Me gusta de la
mañana el olor del gel en la piel de quienes te cruzas. Pero me gustan esos
olores sencillos, a jabones y crema hidratante, algún champú poco agresivo,
olor a limpio. Y no puedo soportar esos desodorantes que tapan todo, el after
shave del tipo “atufa o no macho” o las colonias que impregnan el mundo con su
esencia. Como decíamos ayer, es dudosa la necesidad del estado, es dudosa la
extensión y alcance del ámbito de lo privado, es dudosa hasta la existencia del
propio individuo como “yo” independiente de todo lo otro, si es que lo otro
existe, porque, puestos a pensar en términos siderales, lo mismo da ocho que
ochenta.
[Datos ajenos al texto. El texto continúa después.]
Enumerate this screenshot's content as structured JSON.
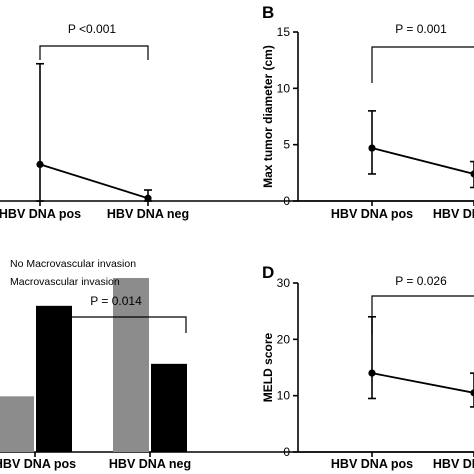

Y es verdad, y lo observo, pongamos por caso, en los bares.
Sé que te has
fijado, porque es inevitable, que los bares de siempre se reconvierten o
desaparecen. Pienso, por ejemplo, en ese que estaba a la entrada del Húmedo,
ese que pisaba la grieta que se abre en el punto más alto del suelo de León,
ese que se cerró hace ya algún tiempo y ha estado en obras y que debe estar a
punto de abrirse, si no es que está abierto ya, bajo la reforma de las nuevas modas
del estándar decorativo de los bares: esa invasión de maderas y cristales, esa
luminosidad de marcas comerciales, cervezas la mayoría, que franquician locales
intercambiables entre cualquier ciudad de España, no sé si del mundo. Un bar de
León con las señas de identidad de la misma cervecera que decora uno de
Torrelodones o la franquicia de bocata rápido y barato que llama a los clientes
por su nombre: Paul Newman, Miss López, señor Mazinger, Afrodita. Los mismos bocatas en el mismo entorno y en todos
los locales que quieran animarse a extender el éxito de una fórmula que
triunfa, sin importar la idea de lo que significa el espíritu local: “aquí se
vende morcilla y se vende así; ¿No te parece bien? Ahí tienes la puerta”.
En cambio, frente
a la rudeza leonesa que es más una pose de fiereza que una realidad, la
franquicia te regala el mismo olor en un centro comercial de Miguelturra que en
su gemelo cazurro, algo que ya inventaron las hamburgueserías en otro siglo y
que se extiende como la gangrena. Lo que decíamos, que no hace falta estado,
pero el estado —en toda su extensión— es lo único que hay y su presencia
devoradora devasta toda aldea. ¿Toda? ¡No! ¡Aún hay reductos que resisten
todavía y siempre al invasor! Hace unos días traté de llevar a unos amigos a algunos
de estos héroes resistentes y me los encontré todos cerrados. Quise creer que
era por descanso.
Por cierto, que, como te
decía al principio, me gusta el olor de gel fresco en la mañana. Es una pena
que la uniformidad sea el estado que también conquista nuestra higiene. “Hueles
a gel de Mercadona”, nos dijimos en el ascensor.